Seven protesters were injured in a shooting near an anti-government rally Saturday in Thailand’s capital, police sources said, after soldiers and police were deployed Friday night to important sites around Bangkok.
The deployment comes ahead of a plan by anti-government protesters to shut down the capital Monday by blocking traffic at key intersections, providing a fitting metaphor for the country's politics: no way forward, no backing out.
The security forces were directed to 20 key sites, including the prime minister's residence, by the Center for the Administration of Peace and Order.
The demonstrators' slogan is "Reform before election," and they claim Prime Minister Yingluck Shinawatra is acting as a stand-in for her brother Thaksin Shinwatra, who is calling the shots from exile in Dubai, where he fled in 2008 to avoid a jail term for a corruption conviction.
Thaksin, a former prime minister, was ousted in a military coup in 2006 after being accused of corruption. Yingluck in November drew the ire of the opposition by introducing an amnesty bill that they believe would have allowed Thaksin to return.
In response to the dispute that followed, Yingluck dissolved parliament in December and called for elections on Feb. 2.
The protesters planning to tie up traffic in Bangkok on Monday are demanding that Yingluck and her caretaker government step down and freeze elections for up to two years, during which time an interim, unelected "People's Council" would implement reforms to fight corruption and put an end to money politics.

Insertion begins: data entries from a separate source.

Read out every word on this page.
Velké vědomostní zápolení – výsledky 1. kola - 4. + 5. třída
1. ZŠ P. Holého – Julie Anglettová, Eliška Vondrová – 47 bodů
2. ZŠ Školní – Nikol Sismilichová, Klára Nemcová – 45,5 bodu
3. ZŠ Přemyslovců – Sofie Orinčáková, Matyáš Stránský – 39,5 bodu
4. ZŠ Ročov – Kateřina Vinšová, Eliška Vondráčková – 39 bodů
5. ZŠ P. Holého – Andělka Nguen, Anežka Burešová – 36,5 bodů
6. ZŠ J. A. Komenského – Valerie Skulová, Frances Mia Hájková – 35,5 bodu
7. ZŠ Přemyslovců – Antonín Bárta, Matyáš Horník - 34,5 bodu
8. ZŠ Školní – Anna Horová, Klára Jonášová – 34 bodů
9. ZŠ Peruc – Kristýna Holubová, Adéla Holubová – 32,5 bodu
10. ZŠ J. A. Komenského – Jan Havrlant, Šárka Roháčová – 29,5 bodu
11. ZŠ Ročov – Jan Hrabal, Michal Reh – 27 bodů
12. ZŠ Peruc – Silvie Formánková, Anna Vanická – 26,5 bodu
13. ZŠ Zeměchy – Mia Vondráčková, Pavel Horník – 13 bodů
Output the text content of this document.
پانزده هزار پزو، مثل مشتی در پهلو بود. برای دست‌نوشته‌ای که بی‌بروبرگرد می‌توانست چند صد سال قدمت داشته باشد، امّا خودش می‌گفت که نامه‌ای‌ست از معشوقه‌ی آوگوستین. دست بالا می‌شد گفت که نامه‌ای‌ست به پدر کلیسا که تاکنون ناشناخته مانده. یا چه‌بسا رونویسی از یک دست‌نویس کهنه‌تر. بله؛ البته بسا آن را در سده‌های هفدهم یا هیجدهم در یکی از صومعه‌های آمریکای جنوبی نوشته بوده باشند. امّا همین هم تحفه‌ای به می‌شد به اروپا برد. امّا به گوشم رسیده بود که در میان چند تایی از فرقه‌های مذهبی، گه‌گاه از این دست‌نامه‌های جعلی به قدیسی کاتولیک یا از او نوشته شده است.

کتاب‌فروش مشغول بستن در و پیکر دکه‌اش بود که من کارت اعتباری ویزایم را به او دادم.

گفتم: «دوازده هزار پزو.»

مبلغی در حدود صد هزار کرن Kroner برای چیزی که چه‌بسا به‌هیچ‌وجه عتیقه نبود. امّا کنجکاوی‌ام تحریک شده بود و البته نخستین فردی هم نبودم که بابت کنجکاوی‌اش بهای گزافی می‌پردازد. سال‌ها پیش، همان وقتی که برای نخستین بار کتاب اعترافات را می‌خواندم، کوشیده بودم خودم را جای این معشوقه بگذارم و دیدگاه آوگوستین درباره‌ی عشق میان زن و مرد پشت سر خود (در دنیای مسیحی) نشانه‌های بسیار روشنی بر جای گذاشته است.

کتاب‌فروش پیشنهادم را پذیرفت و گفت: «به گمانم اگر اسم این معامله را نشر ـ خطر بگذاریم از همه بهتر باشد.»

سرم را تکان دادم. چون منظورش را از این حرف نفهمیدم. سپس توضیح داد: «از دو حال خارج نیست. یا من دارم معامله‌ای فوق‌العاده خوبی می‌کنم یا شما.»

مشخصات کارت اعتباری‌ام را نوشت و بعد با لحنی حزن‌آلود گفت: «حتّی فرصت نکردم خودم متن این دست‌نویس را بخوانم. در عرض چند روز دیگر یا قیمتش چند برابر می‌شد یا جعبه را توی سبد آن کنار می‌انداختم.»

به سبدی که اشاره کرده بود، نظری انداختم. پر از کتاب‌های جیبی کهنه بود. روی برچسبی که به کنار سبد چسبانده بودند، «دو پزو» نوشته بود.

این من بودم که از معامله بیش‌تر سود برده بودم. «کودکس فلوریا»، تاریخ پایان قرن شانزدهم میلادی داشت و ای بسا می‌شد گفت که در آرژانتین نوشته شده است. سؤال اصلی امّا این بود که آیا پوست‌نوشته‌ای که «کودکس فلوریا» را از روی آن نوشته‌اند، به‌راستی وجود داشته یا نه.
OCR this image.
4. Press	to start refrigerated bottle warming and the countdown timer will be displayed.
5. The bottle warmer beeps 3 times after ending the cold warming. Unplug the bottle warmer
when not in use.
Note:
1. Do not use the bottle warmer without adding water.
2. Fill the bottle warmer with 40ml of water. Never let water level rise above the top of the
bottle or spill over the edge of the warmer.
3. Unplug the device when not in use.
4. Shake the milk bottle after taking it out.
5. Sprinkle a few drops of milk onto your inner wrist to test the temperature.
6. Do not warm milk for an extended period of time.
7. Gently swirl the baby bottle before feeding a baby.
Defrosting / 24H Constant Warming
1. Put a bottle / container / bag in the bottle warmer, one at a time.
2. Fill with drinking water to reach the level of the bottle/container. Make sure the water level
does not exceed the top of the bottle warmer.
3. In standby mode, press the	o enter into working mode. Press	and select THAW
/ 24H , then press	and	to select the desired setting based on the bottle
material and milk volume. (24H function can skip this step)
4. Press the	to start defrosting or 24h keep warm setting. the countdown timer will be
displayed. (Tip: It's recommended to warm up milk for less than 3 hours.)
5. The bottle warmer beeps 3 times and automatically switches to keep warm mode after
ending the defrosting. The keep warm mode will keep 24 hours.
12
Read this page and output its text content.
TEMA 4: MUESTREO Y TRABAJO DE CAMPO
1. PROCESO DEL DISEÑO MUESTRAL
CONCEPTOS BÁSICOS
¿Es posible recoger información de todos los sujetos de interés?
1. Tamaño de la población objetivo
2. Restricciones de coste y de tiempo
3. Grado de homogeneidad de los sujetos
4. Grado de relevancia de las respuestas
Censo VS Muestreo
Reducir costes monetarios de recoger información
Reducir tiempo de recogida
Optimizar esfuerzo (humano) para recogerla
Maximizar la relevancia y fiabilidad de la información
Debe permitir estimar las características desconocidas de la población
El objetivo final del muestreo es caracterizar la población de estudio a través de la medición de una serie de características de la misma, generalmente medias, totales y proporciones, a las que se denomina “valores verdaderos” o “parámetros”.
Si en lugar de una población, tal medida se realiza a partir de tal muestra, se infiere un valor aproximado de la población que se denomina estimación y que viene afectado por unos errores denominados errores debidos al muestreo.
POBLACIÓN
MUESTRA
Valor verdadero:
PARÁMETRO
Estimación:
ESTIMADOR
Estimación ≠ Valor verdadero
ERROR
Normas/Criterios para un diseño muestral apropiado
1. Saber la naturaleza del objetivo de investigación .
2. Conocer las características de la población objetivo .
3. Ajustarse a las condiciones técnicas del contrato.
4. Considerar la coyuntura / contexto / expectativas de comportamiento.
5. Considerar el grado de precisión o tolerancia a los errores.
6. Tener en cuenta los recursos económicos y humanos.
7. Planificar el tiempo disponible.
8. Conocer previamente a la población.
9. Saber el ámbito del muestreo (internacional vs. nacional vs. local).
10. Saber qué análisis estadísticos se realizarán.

Tensions are high, with eight people killed over the past two months in connection with the protests.
The demonstrations have been largely peaceful with the intent of occupying government buildings in order to paralyze the government. But recent protests have become increasingly violent, with street battles against police and several drive-by shootings near their main opposition encampment.
The political crisis could play out several ways.
One scenario is a military coup. The protesters – headed by the People's Democratic Reform Committee – hope to trigger enough chaos to force the army to take over to restore order.
The military has staged about a dozen successful coups since Thailand became a constitutional monarchy in 1932. As recently as Tuesday, army commander Gen. Prayuth Chan-ocha refused to rule out the possibility of another.
In another scenario, the Feb. 2 elections would take place as scheduled. But if candidates who were blocked from registering by protesters are unable to run, seats in their constituencies will be empty, making it impossible to meet a quorum in Parliament.
For that reason, the Electoral Commission has proposed postponing the elections until May 4, according to the Bangkok Post. However, Yingluck has said she cannot legally postpone the election and that such a move could lead to the dissolution of her Puea Thai party.